Eric Wade Mahlum
Born on Feb 24th, 1978 in Minnesota, Eric Wade Mahlum was a young, gifted cancer research scientist, setting the medical world alight with his ground-breaking pioneering work into breaking the blood-brain barrier without invasive surgery along with other research, when his life was cut tragically short as he was killed in a car crash on October 7th, 2015. At the time of his death Eric had only just experienced the joy of becoming an immensely proud first time Father to a son, Wade.
Not only was Eric’s untimely death at only 37 years old an unspeakable tragedy for his family and all those who loved him, but it is also an immense loss to the world, given his significant work in furthering our understanding of cancer suddenly came to a premature end with his death.
Had he lived, Eric would have been destined to make an ever greater and far-reaching contribution to world medical science and also by bringing the benefit of cutting edge genetics technology to the community in which he lived in Minnesota, through the establishment of his own trail-blazing DNA analysis business, called YourLab US, which he had only just set up and was immensely proud of.
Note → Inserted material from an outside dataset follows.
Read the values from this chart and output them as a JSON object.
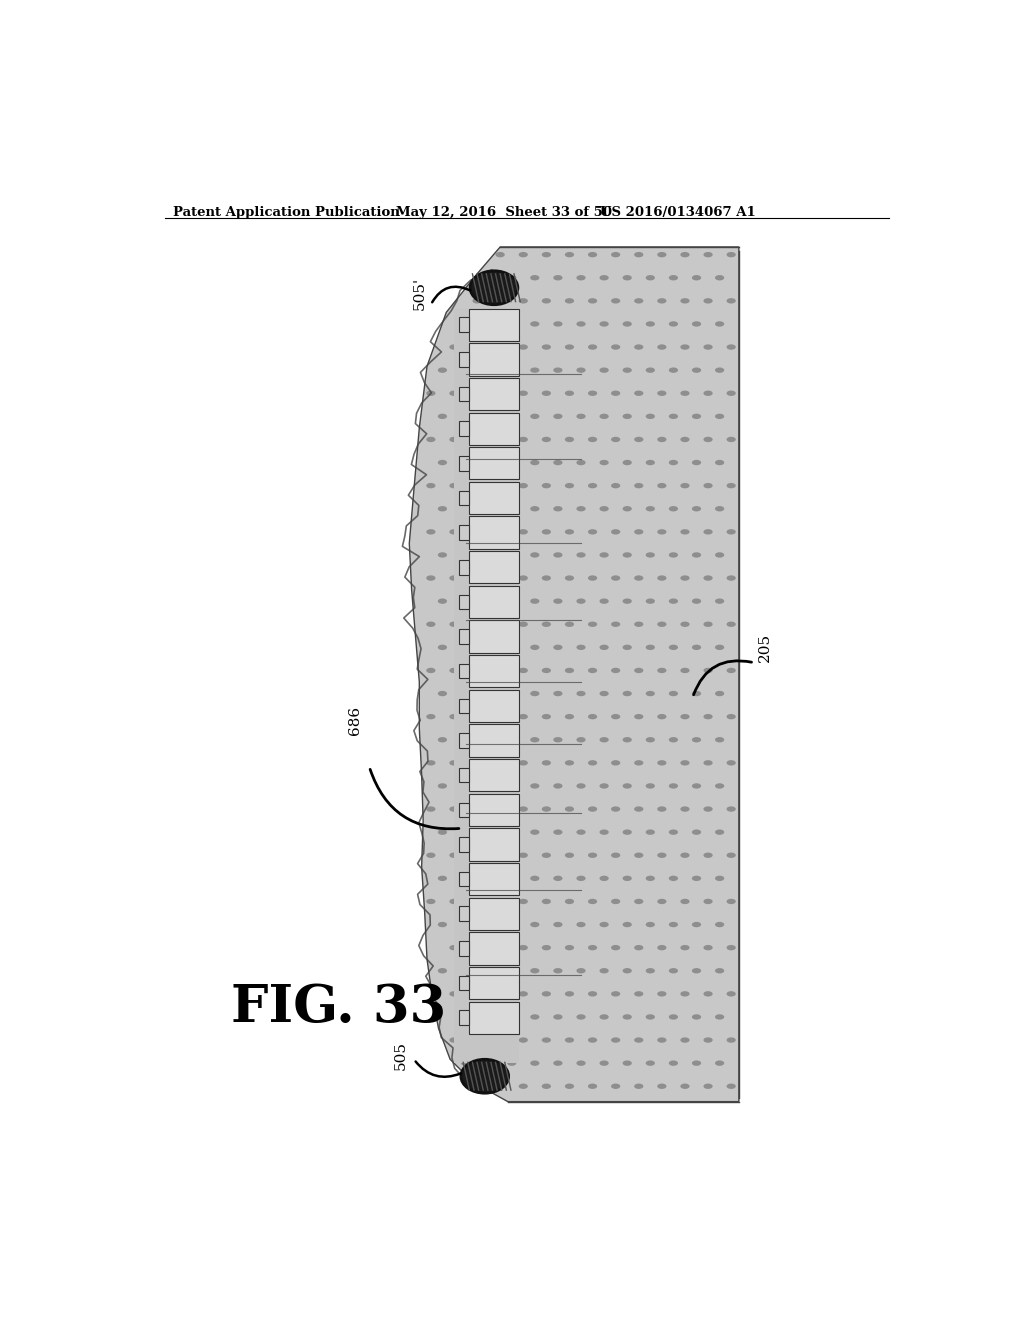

Eric leaves behind a devastated family and friends and this appeal strives to fulfill his wish to see cancer research laboratories receiving funding for their research work, so it can be continued in his memory and name and will provide his lasting legacy to the world he left behind, which has been denied the benefit of his significant research work.
At the time he died Eric was full of excitement for the future and had a true zest for life and all it offered, and his enthusiasm and optimism will live on forever in the hearts of those he loved and inspired and generations of scientists who will take up the mantle and now follow him.
Eric in his own words...
‘’Dad, I’m not afraid to die, but I’m more afraid of not living!’’.
There is something from Eric’s story we can all perhaps acknowledge, which is, that ..Life is beautiful and precious, so carpe diem! …(sieze the moment) and make the most of every day of which we are granted.